In the 1919 the Melbourne Argus newspaper ran this classified advertisement;

The following items, collected by on Official with the Aid of An Armed Force from Gabmatsung (and other districts) -carved figures, stone clubs, carved plates, bows and arrows, spears, native drum, clubs, horns, modlooms, native pillows, head dresses, bags, shells ornaments and butterflies. JW Styles and Son, Glenhuntly Rd, Caufield

=== WW2 ===

Between April 1943 and July 1943, the Allied Geographical Section of South West Pacific Area (command) conducted reconnaissance after the Japanese invasion. The Terrain Handbook states at page 18;

"Nadzab is located twenty-seven miles NW of Lae by road 900 yds by an indefinite width. Covered with Kunai grass. Good dispursal area. Emergency landing ground for heavy freight planes. Extension to 2000 yds thought possible".

The Landing at Nadzab was the first parachute jump for the 503rd Parachute Regiment on 5 September 1943. In conjunction with the Amphibious Landing East of Malahang, it was to be the start of the liberation of Lae from Japanese Occupation.

On 8 September 1943, MACARTHUR'S communique states;

more than 60,000 rounds of ammunition, silencing artillery positions and destroying installations at Gabsonkek (21 miles north-west of Lae), Munum (six miles east of Gabsonkek). Yalu, Nara kapor (14 miles North west of Lae), and Labu Island (60 miles south-west of Lae)

After the landing, the 503rd Headquarters Company established themselves at the Gabonkek village and it was at this time that the descending wildcat logo became their official insignia, until the Battle of Philippines when the insignia was changed to the Rock Patch.

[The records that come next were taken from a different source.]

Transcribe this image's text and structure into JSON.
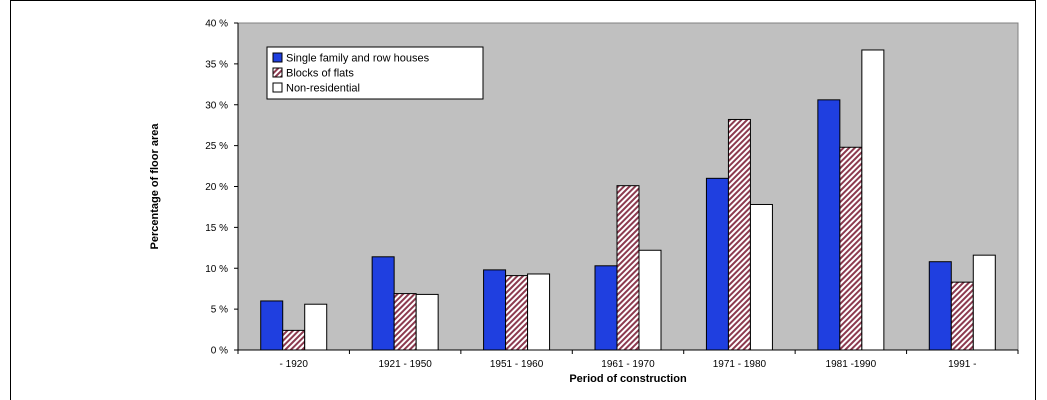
{
  "chart_data": {
    "type": "bar",
    "title": "",
    "xlabel": "Period of construction",
    "ylabel": "Percentage of floor area",
    "categories": [
      "- 1920",
      "1921 - 1950",
      "1951 - 1960",
      "1961 - 1970",
      "1971 - 1980",
      "1981 -1990",
      "1991 -"
    ],
    "series": [
      {
        "name": "Single family and row houses",
        "values": [
          6.0,
          11.4,
          9.8,
          10.3,
          21.0,
          30.6,
          10.8
        ],
        "color": "#1f3fe0",
        "pattern": "solid"
      },
      {
        "name": "Blocks of flats",
        "values": [
          2.4,
          6.9,
          9.1,
          20.1,
          28.2,
          24.8,
          8.3
        ],
        "color": "#8c3a4f",
        "pattern": "hatch"
      },
      {
        "name": "Non-residential",
        "values": [
          5.6,
          6.8,
          9.3,
          12.2,
          17.8,
          36.7,
          11.6
        ],
        "color": "#ffffff",
        "pattern": "solid"
      }
    ],
    "yticks": [
      "0 %",
      "5 %",
      "10 %",
      "15 %",
      "20 %",
      "25 %",
      "30 %",
      "35 %",
      "40 %"
    ],
    "ylim": [
      0,
      40
    ],
    "grid": false,
    "plot_background": "#c0c0c0",
    "legend_position": "top-left"
  }
}
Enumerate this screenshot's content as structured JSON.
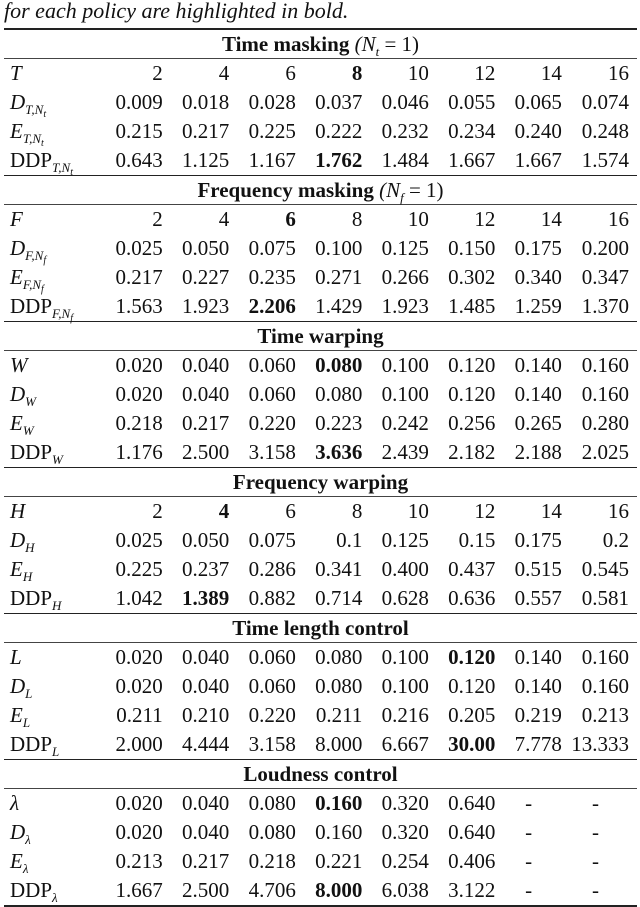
{
  "caption": "for each policy are highlighted in bold.",
  "sections": [
    {
      "title": "Time masking",
      "title_param": "(N",
      "title_sub": "t",
      "title_tail": " = 1)",
      "rows": [
        {
          "sym": "T",
          "sub": "",
          "prefix": "",
          "values": [
            "2",
            "4",
            "6",
            "8",
            "10",
            "12",
            "14",
            "16"
          ],
          "bold": 3
        },
        {
          "sym": "D",
          "sub": "T,Nt",
          "prefix": "",
          "values": [
            "0.009",
            "0.018",
            "0.028",
            "0.037",
            "0.046",
            "0.055",
            "0.065",
            "0.074"
          ],
          "bold": -1
        },
        {
          "sym": "E",
          "sub": "T,Nt",
          "prefix": "",
          "values": [
            "0.215",
            "0.217",
            "0.225",
            "0.222",
            "0.232",
            "0.234",
            "0.240",
            "0.248"
          ],
          "bold": -1
        },
        {
          "sym": "",
          "sub": "T,Nt",
          "prefix": "DDP",
          "values": [
            "0.643",
            "1.125",
            "1.167",
            "1.762",
            "1.484",
            "1.667",
            "1.667",
            "1.574"
          ],
          "bold": 3
        }
      ]
    },
    {
      "title": "Frequency masking",
      "title_param": "(N",
      "title_sub": "f",
      "title_tail": " = 1)",
      "rows": [
        {
          "sym": "F",
          "sub": "",
          "prefix": "",
          "values": [
            "2",
            "4",
            "6",
            "8",
            "10",
            "12",
            "14",
            "16"
          ],
          "bold": 2
        },
        {
          "sym": "D",
          "sub": "F,Nf",
          "prefix": "",
          "values": [
            "0.025",
            "0.050",
            "0.075",
            "0.100",
            "0.125",
            "0.150",
            "0.175",
            "0.200"
          ],
          "bold": -1
        },
        {
          "sym": "E",
          "sub": "F,Nf",
          "prefix": "",
          "values": [
            "0.217",
            "0.227",
            "0.235",
            "0.271",
            "0.266",
            "0.302",
            "0.340",
            "0.347"
          ],
          "bold": -1
        },
        {
          "sym": "",
          "sub": "F,Nf",
          "prefix": "DDP",
          "values": [
            "1.563",
            "1.923",
            "2.206",
            "1.429",
            "1.923",
            "1.485",
            "1.259",
            "1.370"
          ],
          "bold": 2
        }
      ]
    },
    {
      "title": "Time warping",
      "title_param": "",
      "title_sub": "",
      "title_tail": "",
      "rows": [
        {
          "sym": "W",
          "sub": "",
          "prefix": "",
          "values": [
            "0.020",
            "0.040",
            "0.060",
            "0.080",
            "0.100",
            "0.120",
            "0.140",
            "0.160"
          ],
          "bold": 3
        },
        {
          "sym": "D",
          "sub": "W",
          "prefix": "",
          "values": [
            "0.020",
            "0.040",
            "0.060",
            "0.080",
            "0.100",
            "0.120",
            "0.140",
            "0.160"
          ],
          "bold": -1
        },
        {
          "sym": "E",
          "sub": "W",
          "prefix": "",
          "values": [
            "0.218",
            "0.217",
            "0.220",
            "0.223",
            "0.242",
            "0.256",
            "0.265",
            "0.280"
          ],
          "bold": -1
        },
        {
          "sym": "",
          "sub": "W",
          "prefix": "DDP",
          "values": [
            "1.176",
            "2.500",
            "3.158",
            "3.636",
            "2.439",
            "2.182",
            "2.188",
            "2.025"
          ],
          "bold": 3
        }
      ]
    },
    {
      "title": "Frequency warping",
      "title_param": "",
      "title_sub": "",
      "title_tail": "",
      "rows": [
        {
          "sym": "H",
          "sub": "",
          "prefix": "",
          "values": [
            "2",
            "4",
            "6",
            "8",
            "10",
            "12",
            "14",
            "16"
          ],
          "bold": 1
        },
        {
          "sym": "D",
          "sub": "H",
          "prefix": "",
          "values": [
            "0.025",
            "0.050",
            "0.075",
            "0.1",
            "0.125",
            "0.15",
            "0.175",
            "0.2"
          ],
          "bold": -1
        },
        {
          "sym": "E",
          "sub": "H",
          "prefix": "",
          "values": [
            "0.225",
            "0.237",
            "0.286",
            "0.341",
            "0.400",
            "0.437",
            "0.515",
            "0.545"
          ],
          "bold": -1
        },
        {
          "sym": "",
          "sub": "H",
          "prefix": "DDP",
          "values": [
            "1.042",
            "1.389",
            "0.882",
            "0.714",
            "0.628",
            "0.636",
            "0.557",
            "0.581"
          ],
          "bold": 1
        }
      ]
    },
    {
      "title": "Time length control",
      "title_param": "",
      "title_sub": "",
      "title_tail": "",
      "rows": [
        {
          "sym": "L",
          "sub": "",
          "prefix": "",
          "values": [
            "0.020",
            "0.040",
            "0.060",
            "0.080",
            "0.100",
            "0.120",
            "0.140",
            "0.160"
          ],
          "bold": 5
        },
        {
          "sym": "D",
          "sub": "L",
          "prefix": "",
          "values": [
            "0.020",
            "0.040",
            "0.060",
            "0.080",
            "0.100",
            "0.120",
            "0.140",
            "0.160"
          ],
          "bold": -1
        },
        {
          "sym": "E",
          "sub": "L",
          "prefix": "",
          "values": [
            "0.211",
            "0.210",
            "0.220",
            "0.211",
            "0.216",
            "0.205",
            "0.219",
            "0.213"
          ],
          "bold": -1
        },
        {
          "sym": "",
          "sub": "L",
          "prefix": "DDP",
          "values": [
            "2.000",
            "4.444",
            "3.158",
            "8.000",
            "6.667",
            "30.00",
            "7.778",
            "13.333"
          ],
          "bold": 5
        }
      ]
    },
    {
      "title": "Loudness control",
      "title_param": "",
      "title_sub": "",
      "title_tail": "",
      "rows": [
        {
          "sym": "λ",
          "sub": "",
          "prefix": "",
          "values": [
            "0.020",
            "0.040",
            "0.080",
            "0.160",
            "0.320",
            "0.640",
            "-",
            "-"
          ],
          "bold": 3
        },
        {
          "sym": "D",
          "sub": "λ",
          "prefix": "",
          "values": [
            "0.020",
            "0.040",
            "0.080",
            "0.160",
            "0.320",
            "0.640",
            "-",
            "-"
          ],
          "bold": -1
        },
        {
          "sym": "E",
          "sub": "λ",
          "prefix": "",
          "values": [
            "0.213",
            "0.217",
            "0.218",
            "0.221",
            "0.254",
            "0.406",
            "-",
            "-"
          ],
          "bold": -1
        },
        {
          "sym": "",
          "sub": "λ",
          "prefix": "DDP",
          "values": [
            "1.667",
            "2.500",
            "4.706",
            "8.000",
            "6.038",
            "3.122",
            "-",
            "-"
          ],
          "bold": 3
        }
      ]
    }
  ]
}
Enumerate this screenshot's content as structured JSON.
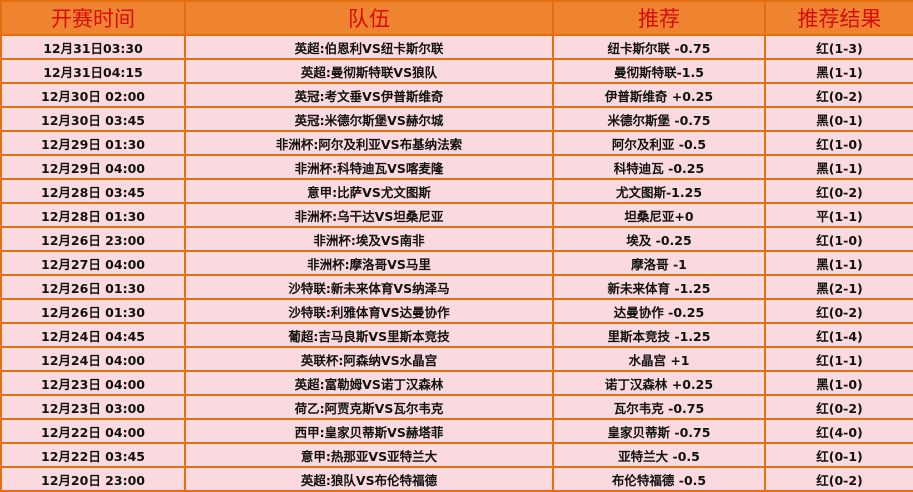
{
  "headers": [
    "开赛时间",
    "队伍",
    "推荐",
    "推荐结果"
  ],
  "colors": {
    "header_bg": "#ee8430",
    "header_text": "#d80c0c",
    "row_bg": "#fadadf",
    "border": "#e8700c"
  },
  "rows": [
    {
      "time": "12月31日03:30",
      "teams": "英超:伯恩利VS纽卡斯尔联",
      "pick": "纽卡斯尔联 -0.75",
      "result": "红(1-3)"
    },
    {
      "time": "12月31日04:15",
      "teams": "英超:曼彻斯特联VS狼队",
      "pick": "曼彻斯特联-1.5",
      "result": "黑(1-1)"
    },
    {
      "time": "12月30日 02:00",
      "teams": "英冠:考文垂VS伊普斯维奇",
      "pick": "伊普斯维奇 +0.25",
      "result": "红(0-2)"
    },
    {
      "time": "12月30日 03:45",
      "teams": "英冠:米德尔斯堡VS赫尔城",
      "pick": "米德尔斯堡 -0.75",
      "result": "黑(0-1)"
    },
    {
      "time": "12月29日 01:30",
      "teams": "非洲杯:阿尔及利亚VS布基纳法索",
      "pick": "阿尔及利亚 -0.5",
      "result": "红(1-0)"
    },
    {
      "time": "12月29日 04:00",
      "teams": "非洲杯:科特迪瓦VS喀麦隆",
      "pick": "科特迪瓦 -0.25",
      "result": "黑(1-1)"
    },
    {
      "time": "12月28日 03:45",
      "teams": "意甲:比萨VS尤文图斯",
      "pick": "尤文图斯-1.25",
      "result": "红(0-2)"
    },
    {
      "time": "12月28日 01:30",
      "teams": "非洲杯:乌干达VS坦桑尼亚",
      "pick": "坦桑尼亚+0",
      "result": "平(1-1)"
    },
    {
      "time": "12月26日 23:00",
      "teams": "非洲杯:埃及VS南非",
      "pick": "埃及 -0.25",
      "result": "红(1-0)"
    },
    {
      "time": "12月27日 04:00",
      "teams": "非洲杯:摩洛哥VS马里",
      "pick": "摩洛哥 -1",
      "result": "黑(1-1)"
    },
    {
      "time": "12月26日 01:30",
      "teams": "沙特联:新未来体育VS纳泽马",
      "pick": "新未来体育 -1.25",
      "result": "黑(2-1)"
    },
    {
      "time": "12月26日 01:30",
      "teams": "沙特联:利雅体育VS达曼协作",
      "pick": "达曼协作 -0.25",
      "result": "红(0-2)"
    },
    {
      "time": "12月24日 04:45",
      "teams": "葡超:吉马良斯VS里斯本竞技",
      "pick": "里斯本竞技 -1.25",
      "result": "红(1-4)"
    },
    {
      "time": "12月24日 04:00",
      "teams": "英联杯:阿森纳VS水晶宫",
      "pick": "水晶宫 +1",
      "result": "红(1-1)"
    },
    {
      "time": "12月23日 04:00",
      "teams": "英超:富勒姆VS诺丁汉森林",
      "pick": "诺丁汉森林 +0.25",
      "result": "黑(1-0)"
    },
    {
      "time": "12月23日 03:00",
      "teams": "荷乙:阿贾克斯VS瓦尔韦克",
      "pick": "瓦尔韦克 -0.75",
      "result": "红(0-2)"
    },
    {
      "time": "12月22日 04:00",
      "teams": "西甲:皇家贝蒂斯VS赫塔菲",
      "pick": "皇家贝蒂斯 -0.75",
      "result": "红(4-0)"
    },
    {
      "time": "12月22日 03:45",
      "teams": "意甲:热那亚VS亚特兰大",
      "pick": "亚特兰大 -0.5",
      "result": "红(0-1)"
    },
    {
      "time": "12月20日 23:00",
      "teams": "英超:狼队VS布伦特福德",
      "pick": "布伦特福德 -0.5",
      "result": "红(0-2)"
    }
  ]
}
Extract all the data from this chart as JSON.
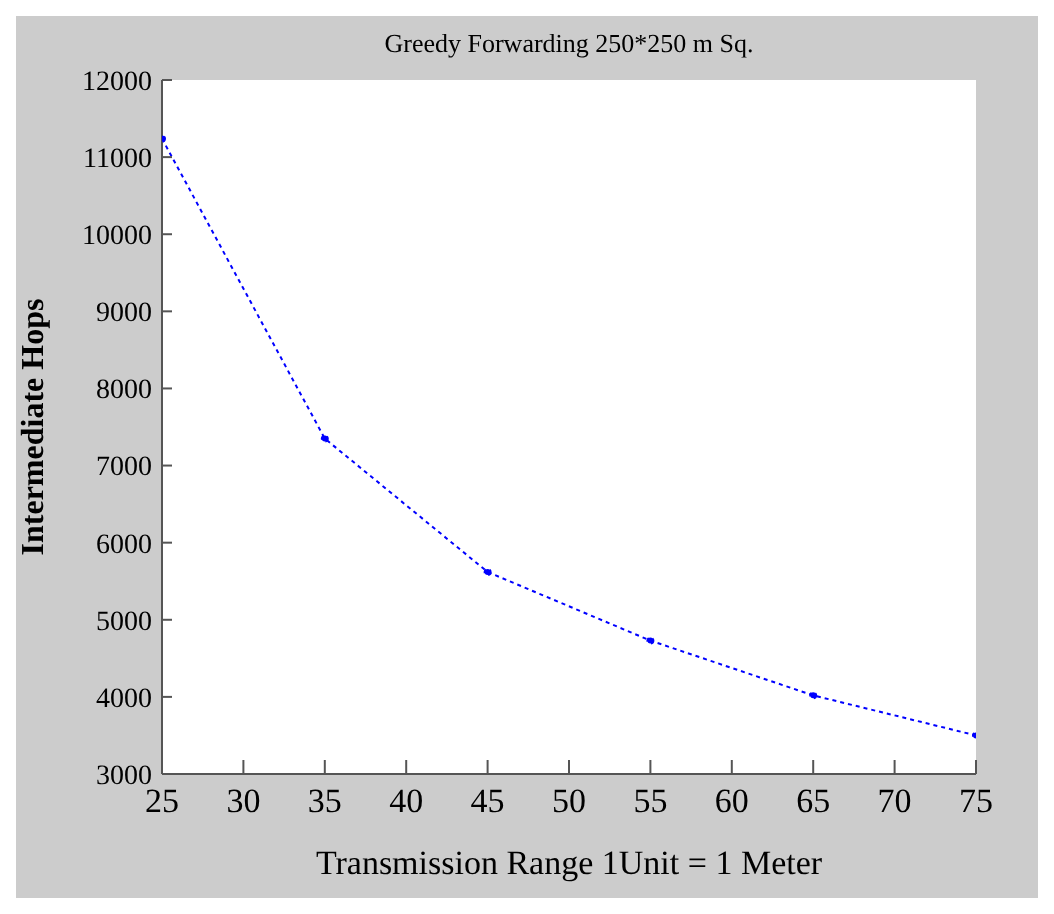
{
  "chart_data": {
    "type": "line",
    "title": "Greedy Forwarding 250*250 m Sq.",
    "xlabel": "Transmission Range 1Unit = 1 Meter",
    "ylabel": "Intermediate Hops",
    "x": [
      25,
      35,
      45,
      55,
      65,
      75
    ],
    "series": [
      {
        "color": "#0000ff",
        "values": [
          11240,
          7350,
          5620,
          4730,
          4020,
          3500
        ]
      }
    ],
    "xlim": [
      25,
      75
    ],
    "xticks": [
      25,
      30,
      35,
      40,
      45,
      50,
      55,
      60,
      65,
      70,
      75
    ],
    "ylim": [
      3000,
      12000
    ],
    "yticks": [
      3000,
      4000,
      5000,
      6000,
      7000,
      8000,
      9000,
      10000,
      11000,
      12000
    ],
    "legend": false,
    "marker": "circle",
    "line_style": "dotted"
  }
}
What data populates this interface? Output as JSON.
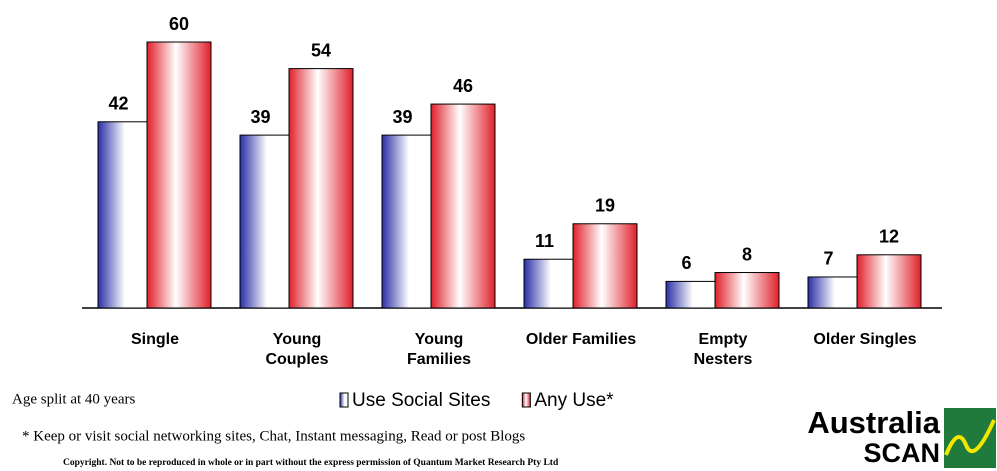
{
  "chart_data": {
    "type": "bar",
    "categories": [
      "Single",
      "Young\nCouples",
      "Young\nFamilies",
      "Older Families",
      "Empty\nNesters",
      "Older Singles"
    ],
    "series": [
      {
        "name": "Use Social Sites",
        "color": "#2a2fa6",
        "values": [
          42,
          39,
          39,
          11,
          6,
          7
        ]
      },
      {
        "name": "Any Use*",
        "color": "#e0202a",
        "values": [
          60,
          54,
          46,
          19,
          8,
          12
        ]
      }
    ],
    "notes": {
      "age": "Age split at 40 years",
      "footnote": "* Keep or visit social networking sites, Chat, Instant messaging, Read or post Blogs",
      "copyright": "Copyright. Not to be reproduced in whole or in part without the express permission of Quantum Market Research Pty Ltd"
    },
    "logo": {
      "line1": "Australia",
      "line2": "SCAN"
    }
  }
}
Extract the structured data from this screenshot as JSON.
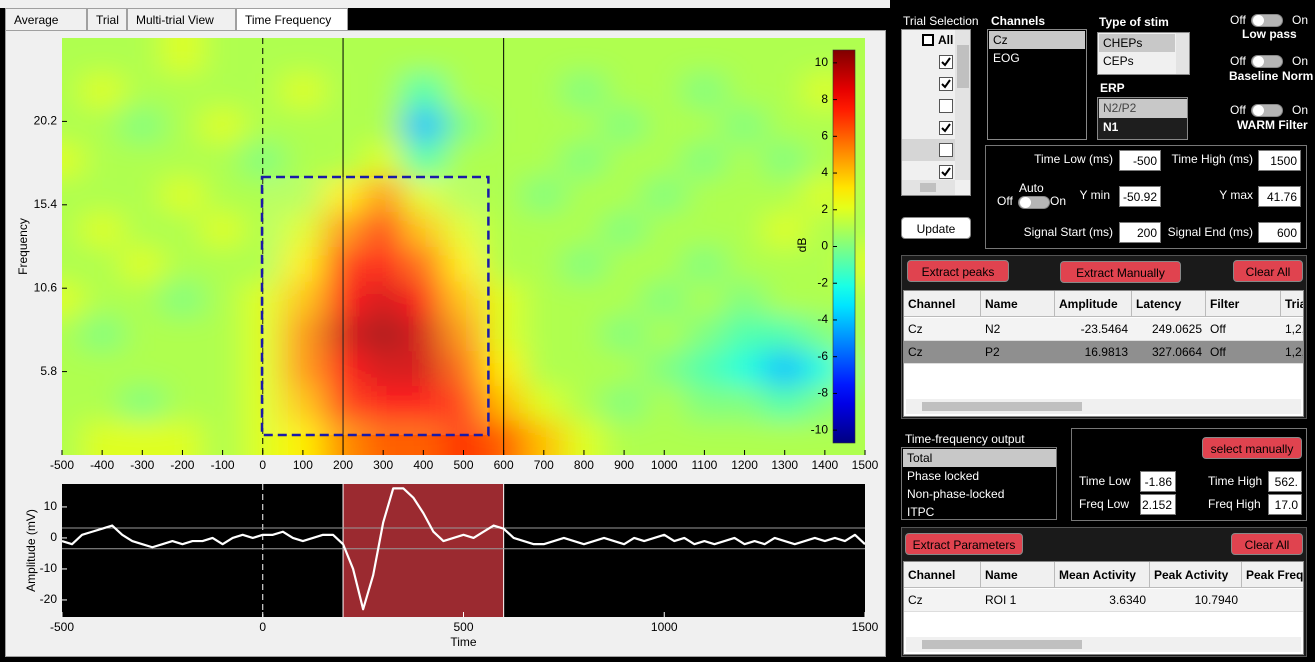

On 19 September 1943 the Gabmatsung Lutheran Mission was converted into the 2/4th Australian Field Ambulance main dressing station for the 7th Australian Division

=== Cemetery ===

During WW2, the United States Army established a cemetery used for the duration of the war. All burials were later exhumed and transported to the United States or Manila American Cemetery.

=== Aerial spraying ===

In 1992 the Veterans' Review Board (Australia) (Note: see ) heard evidence that chemical DDT aerial spraying and Pyrethrum bombs may have been used in and around Nadzab in November 1944. Number 9 Local Air Supply Unit located at Lae, carried out test air-spraying in an unspecified location in March 1945. The United States Army Air Service units at Nadzab carried out DDT air-spraying experiments locally up to at least November 1944, until about April 1945.